- What is Hooke's Law?
- Hooke's Law Formula for Springs
- Hooke's law applications
- Hooke's law and elasticity

We explain what Hooke's law is, its formula and its applications in engineering and architecture. Also, how elasticity is calculated.

The greater the load applied to an object, the greater the deformation it undergoes.## What is Hooke's Law?

Hooke's Law of Elasticity, or simply Hooke's Law, is the physical principle around the elastic behavior of solid. It was formulated in 1660 by the British scientist Robert Hooke, a contemporary of the famous Isaac Newton.

The theoretical precept of this law is that the displacement or the deformation suffered by an object subjected to a force, will be directly proportional to the deforming force or the load. That is, the greater the force, the greater the deformation or displacement, or as Hooke himself formulated it in Latin: *Ut tensio sic vis* ("Like the extension, so the force").

Hooke's Law is extremely important in various fields, such as the physical and the study of elastic springs (his most frequent demonstration). It is a fundamental concept for engineering and architecture, construction and design, since it allows to foresee the way in which a prolonged force or a weight will alter the dimensions of the objects in the weather.

This law is said to have been published by Hooke in the form of a mysterious anagram (*ceiiinosssttuv*), from which the Latin statement of his law can be reconstructed, because he was afraid that someone might illegally take possession of his discovery.

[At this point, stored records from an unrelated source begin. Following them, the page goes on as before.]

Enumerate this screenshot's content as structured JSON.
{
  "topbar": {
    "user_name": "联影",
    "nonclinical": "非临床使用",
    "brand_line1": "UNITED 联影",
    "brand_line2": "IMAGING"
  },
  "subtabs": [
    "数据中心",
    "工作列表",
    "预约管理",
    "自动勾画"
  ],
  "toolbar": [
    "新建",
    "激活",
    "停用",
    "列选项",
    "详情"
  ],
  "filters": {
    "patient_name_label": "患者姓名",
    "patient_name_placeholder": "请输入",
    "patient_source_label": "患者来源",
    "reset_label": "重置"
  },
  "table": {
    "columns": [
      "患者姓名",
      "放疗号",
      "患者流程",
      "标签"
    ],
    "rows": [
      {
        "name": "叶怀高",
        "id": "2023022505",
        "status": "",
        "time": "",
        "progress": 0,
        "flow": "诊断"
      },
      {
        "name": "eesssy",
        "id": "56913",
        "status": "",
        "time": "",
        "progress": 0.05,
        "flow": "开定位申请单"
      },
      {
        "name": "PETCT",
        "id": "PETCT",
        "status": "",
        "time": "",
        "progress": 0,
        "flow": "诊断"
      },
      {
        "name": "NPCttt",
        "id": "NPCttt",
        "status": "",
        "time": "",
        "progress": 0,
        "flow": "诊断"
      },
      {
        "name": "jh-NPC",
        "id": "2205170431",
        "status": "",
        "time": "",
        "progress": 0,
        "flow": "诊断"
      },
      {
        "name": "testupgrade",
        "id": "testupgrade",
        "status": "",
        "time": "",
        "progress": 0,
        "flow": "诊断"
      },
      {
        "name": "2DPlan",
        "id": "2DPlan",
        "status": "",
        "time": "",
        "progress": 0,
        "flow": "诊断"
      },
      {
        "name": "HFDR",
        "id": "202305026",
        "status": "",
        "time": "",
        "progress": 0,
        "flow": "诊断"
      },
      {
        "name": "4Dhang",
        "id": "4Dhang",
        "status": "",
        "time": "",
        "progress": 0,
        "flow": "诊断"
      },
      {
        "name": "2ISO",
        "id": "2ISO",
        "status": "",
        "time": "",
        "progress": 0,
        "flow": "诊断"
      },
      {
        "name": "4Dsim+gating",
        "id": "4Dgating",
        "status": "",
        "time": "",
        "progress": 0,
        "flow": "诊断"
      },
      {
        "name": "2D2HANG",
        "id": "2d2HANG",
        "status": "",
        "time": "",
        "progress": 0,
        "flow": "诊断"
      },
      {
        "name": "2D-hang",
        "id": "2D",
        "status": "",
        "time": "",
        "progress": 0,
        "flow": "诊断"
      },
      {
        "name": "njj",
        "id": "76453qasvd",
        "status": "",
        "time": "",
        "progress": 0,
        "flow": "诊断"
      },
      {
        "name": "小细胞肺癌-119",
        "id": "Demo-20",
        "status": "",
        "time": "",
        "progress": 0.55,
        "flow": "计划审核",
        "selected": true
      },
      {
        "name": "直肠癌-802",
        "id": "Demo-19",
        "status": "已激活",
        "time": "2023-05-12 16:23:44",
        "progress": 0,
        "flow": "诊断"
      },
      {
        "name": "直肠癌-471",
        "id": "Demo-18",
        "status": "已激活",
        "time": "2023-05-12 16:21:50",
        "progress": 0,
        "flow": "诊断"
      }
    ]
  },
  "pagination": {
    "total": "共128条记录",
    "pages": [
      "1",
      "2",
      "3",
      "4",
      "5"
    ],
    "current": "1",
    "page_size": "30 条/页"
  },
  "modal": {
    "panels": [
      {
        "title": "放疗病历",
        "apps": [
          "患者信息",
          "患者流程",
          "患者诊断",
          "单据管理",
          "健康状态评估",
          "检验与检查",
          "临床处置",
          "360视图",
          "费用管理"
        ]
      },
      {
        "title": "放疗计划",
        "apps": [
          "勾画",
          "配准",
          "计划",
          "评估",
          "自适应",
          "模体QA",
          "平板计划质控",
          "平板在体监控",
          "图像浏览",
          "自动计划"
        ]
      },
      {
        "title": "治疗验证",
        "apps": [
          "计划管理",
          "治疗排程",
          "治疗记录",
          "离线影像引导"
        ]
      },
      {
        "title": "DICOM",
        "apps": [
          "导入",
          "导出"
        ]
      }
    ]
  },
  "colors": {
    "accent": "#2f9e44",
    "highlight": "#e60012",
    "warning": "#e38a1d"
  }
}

A couple of years later, however, he made his findings public.

## Hooke's Law Formula for Springs

The most common formula for Hooke's law is as follows:

*F = -k. ΔL*

Where:

*F*is the deforming force*ΔL*is the variation that the length of the spring, either a compression or extension.*k*is the constant of proportionality baptized as*spring constant*, generally expressed in Newtons over meters (N / m).

To calculate ΔL, that is, the deformation of the object, it is necessary to know the initial length (L0) and the final length (Lf).

See also:Elasticity in physics

## Hooke's law applications

Hooke's law predicts the effect of weight on building materials.Hooke's law is extremely useful in all those fields in which the knowledge full of the elastic capacity of materials. Engineering, architecture and construction are disciplines in which it is used most frequently.

For example, this law allows us to predict the effect that the weight of automobiles will have on a bridge and on the materials from which it is made (such as the metal). It also allows calculating the behavior of a bellows or a set of springs, within a specific machine or industrial device.

The best-known application of Hooke's law is the development of dynamometers: devices made up of a spring and a scale that allow forces to be measured scalarly.

## Hooke's law and elasticity

The application of Hooke's law to calculate the elasticity varies whether it is springs, or solid elastic.

To calculate the elasticity of the springs, the “spring equation” is applied, which is the most general way of posing the formula of Hooke's law (the same one that we offered above: F = -k. ΔL).

Knowing the spring constant k and the mass of the object connected to the spring, the angular frequency of oscillation of the spring (ω) can be calculated with the following formula:

ω = √k / m

On the other hand, to calculate the elasticity of elastic solids, the law of springs must be generalized, since the distribution of stress in their bodies is much more complicated than a bellows.

For this, the Lamé-Hooke equations are used, which have specific formulas for each solid according to its specific shape: one-dimensional, three-dimensional isotropic or three-dimensional orthotropic. But these are subjects that require much more complex and technical elaboration.